Q&A panellist and rapper 360 released a confessional freestyle called "Sorry" to his 876,072 Facebook fans earlier this week, detailing his addiction to Nurofen Plus. It was heavy stuff, set to The xx's instrumental song "Intro".
In the days since, reactions from fans have ranged from celebratory (Fronted up like a man and owned your problems cunt!) to dubious (Try giving up methadone or morph, or even H, codeine is nothing compared to it). For the record, 360 explained his addiction didn't start with over-the-counter medicine, but with "a cocktail of prescription medication" mainly Endone, which is an oxycodone-based painkiller. Allegedly he was prescribed Endone after being injured in a go-carting accident, only to become addicted. He later switched to Nurofen when he was on tour and couldn't get enough Endone.
As a true man of people, 360 got onto the video's Facebook comments to offer personalised addiction advice. "For anyone who is going through addiction and don't know what to do about it. If you have family or really close friends, tell them what's going on, tell them exactly how bad you are, you need their support."
In a genuinely impressive move, 360 also followed the track up with directions to crucial support services. "If you're having thoughts of suicide, call lifeline 13 11 14 they are amazing."

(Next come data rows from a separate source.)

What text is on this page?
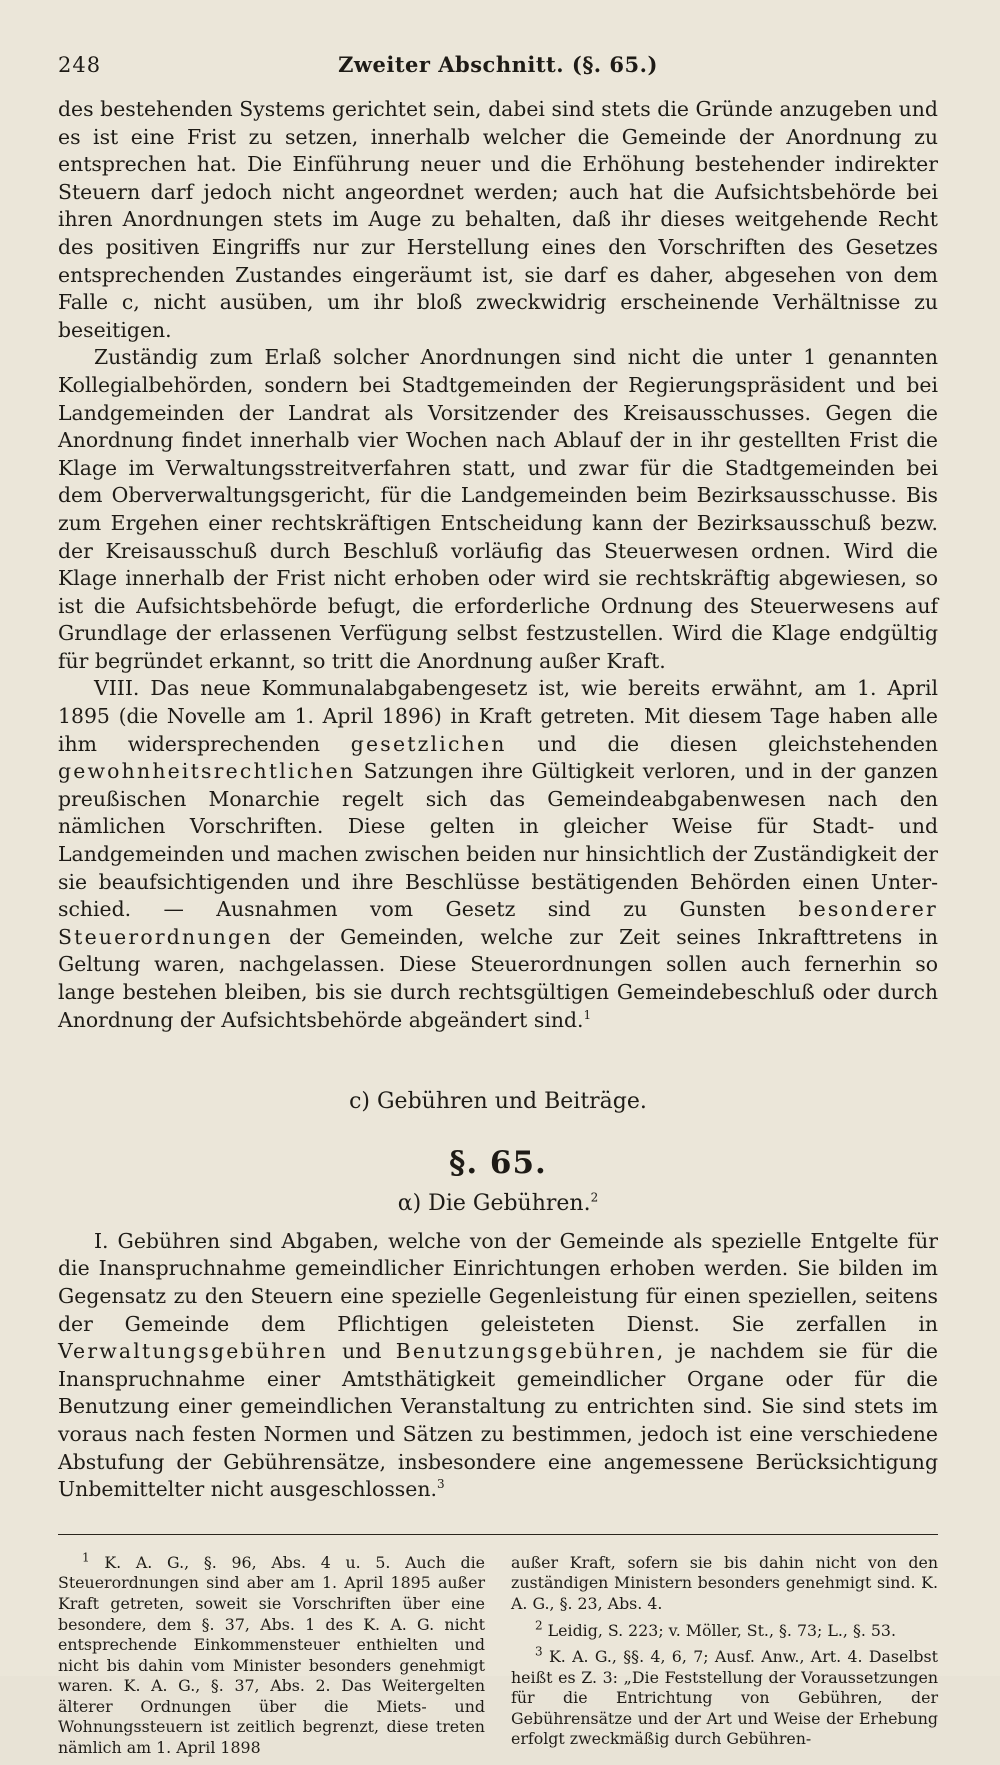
248	Zweiter Abschnitt. (§. 65.)

des bestehenden Systems gerichtet sein, dabei sind stets die Gründe anzugeben und es ist eine Frist zu setzen, innerhalb welcher die Gemeinde der Anordnung zu entsprechen hat. Die Einführung neuer und die Erhöhung bestehender indirekter Steuern darf jedoch nicht angeordnet werden; auch hat die Aufsichtsbehörde bei ihren Anordnungen stets im Auge zu behalten, daß ihr dieses weitgehende Recht des positiven Eingriffs nur zur Herstellung eines den Vorschriften des Gesetzes entsprechenden Zustandes eingeräumt ist, sie darf es daher, abgesehen von dem Falle c, nicht ausüben, um ihr bloß zweckwidrig erscheinende Verhältnisse zu beseitigen.

Zuständig zum Erlaß solcher Anordnungen sind nicht die unter 1 genannten Kollegialbehörden, sondern bei Stadtgemeinden der Regierungspräsident und bei Landgemeinden der Landrat als Vorsitzender des Kreisausschusses. Gegen die Anordnung findet innerhalb vier Wochen nach Ablauf der in ihr gestellten Frist die Klage im Verwaltungsstreitverfahren statt, und zwar für die Stadtgemeinden bei dem Oberverwaltungsgericht, für die Landgemeinden beim Bezirksausschusse. Bis zum Ergehen einer rechtskräftigen Entscheidung kann der Bezirksausschuß bezw. der Kreisausschuß durch Beschluß vorläufig das Steuerwesen ordnen. Wird die Klage innerhalb der Frist nicht erhoben oder wird sie rechtskräftig abgewiesen, so ist die Aufsichtsbehörde befugt, die erforderliche Ordnung des Steuerwesens auf Grundlage der erlassenen Verfügung selbst festzustellen. Wird die Klage endgültig für begründet erkannt, so tritt die Anordnung außer Kraft.

VIII. Das neue Kommunalabgabengesetz ist, wie bereits erwähnt, am 1. April 1895 (die Novelle am 1. April 1896) in Kraft getreten. Mit diesem Tage haben alle ihm widersprechenden gesetzlichen und die diesen gleichstehenden gewohnheitsrechtlichen Satzungen ihre Gültigkeit verloren, und in der ganzen preußischen Monarchie regelt sich das Gemeindeabgabenwesen nach den nämlichen Vorschriften. Diese gelten in gleicher Weise für Stadt- und Landgemeinden und machen zwischen beiden nur hinsichtlich der Zuständigkeit der sie beaufsichtigenden und ihre Beschlüsse bestätigenden Behörden einen Unterschied. — Ausnahmen vom Gesetz sind zu Gunsten besonderer Steuerordnungen der Gemeinden, welche zur Zeit seines Inkrafttretens in Geltung waren, nachgelassen. Diese Steuerordnungen sollen auch fernerhin so lange bestehen bleiben, bis sie durch rechtsgültigen Gemeindebeschluß oder durch Anordnung der Aufsichtsbehörde abgeändert sind.$^1$

c) Gebühren und Beiträge.
§. 65.
α) Die Gebühren.$^2$

I. Gebühren sind Abgaben, welche von der Gemeinde als spezielle Entgelte für die Inanspruchnahme gemeindlicher Einrichtungen erhoben werden. Sie bilden im Gegensatz zu den Steuern eine spezielle Gegenleistung für einen speziellen, seitens der Gemeinde dem Pflichtigen geleisteten Dienst. Sie zerfallen in Verwaltungsgebühren und Benutzungsgebühren, je nachdem sie für die Inanspruchnahme einer Amtsthätigkeit gemeindlicher Organe oder für die Benutzung einer gemeindlichen Veranstaltung zu entrichten sind. Sie sind stets im voraus nach festen Normen und Sätzen zu bestimmen, jedoch ist eine verschiedene Abstufung der Gebührensätze, insbesondere eine angemessene Berücksichtigung Unbemittelter nicht ausgeschlossen.$^3$

$^1$ K. A. G., §. 96, Abs. 4 u. 5. Auch die Steuerordnungen sind aber am 1. April 1895 außer Kraft getreten, soweit sie Vorschriften über eine besondere, dem §. 37, Abs. 1 des K. A. G. nicht entsprechende Einkommensteuer enthielten und nicht bis dahin vom Minister besonders genehmigt waren. K. A. G., §. 37, Abs. 2. Das Weitergelten älterer Ordnungen über die Miets- und Wohnungssteuern ist zeitlich begrenzt, diese treten nämlich am 1. April 1898

außer Kraft, sofern sie bis dahin nicht von den zuständigen Ministern besonders genehmigt sind. K. A. G., §. 23, Abs. 4.

$^2$ Leidig, S. 223; v. Möller, St., §. 73; L., §. 53.

$^3$ K. A. G., §§. 4, 6, 7; Ausf. Anw., Art. 4. Daselbst heißt es Z. 3: „Die Feststellung der Voraussetzungen für die Entrichtung von Gebühren, der Gebührensätze und der Art und Weise der Erhebung erfolgt zweckmäßig durch Gebühren-
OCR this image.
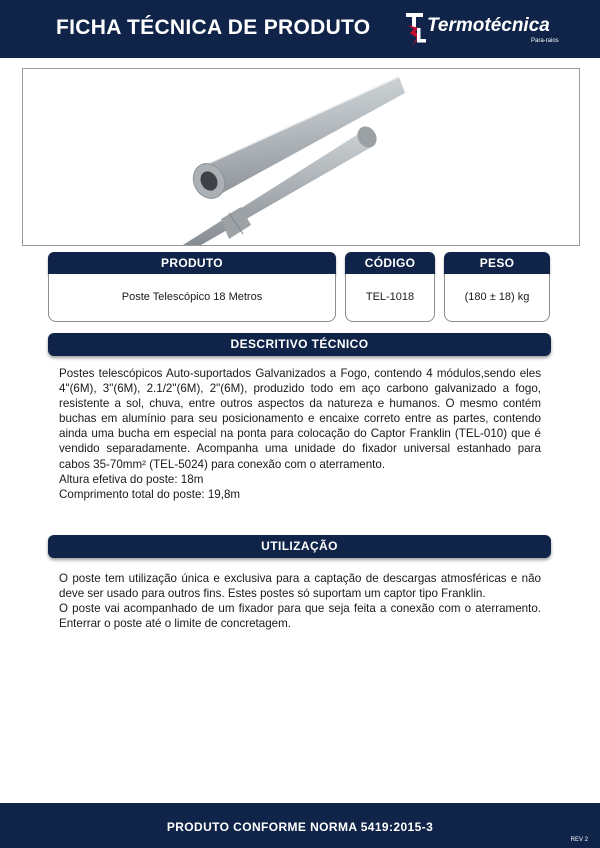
FICHA TÉCNICA DE PRODUTO	Termotécnica
Para-raios
PRODUTO	CÓDIGO	PESO
Poste Telescópico 18 Metros	TEL-1018	(180 ± 18) kg
DESCRITIVO TÉCNICO

Postes telescópicos Auto-suportados Galvanizados a Fogo, contendo 4 módulos,sendo eles 4"(6M), 3"(6M), 2.1/2"(6M), 2"(6M), produzido todo em aço carbono galvanizado a fogo, resistente a sol, chuva, entre outros aspectos da natureza e humanos. O mesmo contém buchas em alumínio para seu posicionamento e encaixe correto entre as partes, contendo ainda uma bucha em especial na ponta para colocação do Captor Franklin (TEL-010) que é vendido separadamente. Acompanha uma unidade do fixador universal estanhado para cabos 35-70mm² (TEL-5024) para conexão com o aterramento.

Altura efetiva do poste: 18m

Comprimento total do poste: 19,8m

UTILIZAÇÃO

O poste tem utilização única e exclusiva para a captação de descargas atmosféricas e não deve ser usado para outros fins. Estes postes só suportam um captor tipo Franklin.

O poste vai acompanhado de um fixador para que seja feita a conexão com o aterramento. Enterrar o poste até o limite de concretagem.

PRODUTO CONFORME NORMA 5419:2015-3
REV 2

Still, "Sorry" has left us with a few lingering questions. Namely, who gets addicted to Nurofen, and what does it do to your body? As in the past we turned to our mate Dr. Freddy Vista for help.
"Dependence tends to develop quite insidiously, over months of gradually escalating regular doses," he explained, defending 360's addiction as nothing unusual. "As with all opioid drugs, most people would form some level of dependence if they took this type of medication regularly for extended periods."
Each tablet of Nurofen Plus contains 12.8 mg of codeine phosphate, along with 200 mg of ibuprofen. As you know it's the codeine that's the trouble maker. Most western countries have restricted the sale of all drugs which contain codeine, leaving Australia as one of the last countries who will still dole it out over the counter. In 2015 the Therapeutic Goods Administration recommended that all codeine-based drugs should be made prescription only, but those changes––if accepted at all––won't come into effect until 2017.
Even with Nurofen available over the counter, scoring "90 pills daily" as 360 claimed would be a real challenge. Pharmacies regulate sales by grabbing photo ID, and limiting––at their own discretion––the number of pills they'll sell at a time. If 360 was eating upwards of two packets a day, he'd be doing some major pharmacy hopping. Interestingly 360 did note that "some pharmacies would let me buy six packets at a time."
So what did all that Nurofen do to his body? Dr. Freddy was really clear on this one: large doses of painkillers mess with your insides. "When codeine-dependent people take regular truckloads of Nurofen Plus they pretty reliably run into physical issues due to the high doses of ibuprofen, which can cause complications like renal failure, stomach ulcers, and anaemia, all due to gastrointestinal bleeding."
Yet despite the side effects codeine addictions are common, as made clear by the sheer number of people leaving empathising comments on 360's video. "Sorry" isn't a musical masterpiece but it's effectively created a message board for people to share stories of addiction. Any space where addicts aren't dehumanised is pretty beautiful, if only for its rarity.
But let's not get carried away. Given this all comes from a guy who implored girls who keep male mates in the friend zone to "just slip him a fucking cheeky little wristy," it's probably best to limit praise. He's bringing an important issue to light and offering savvy advice to people who might otherwise not listen, but 360 is still pretty far from a mentor.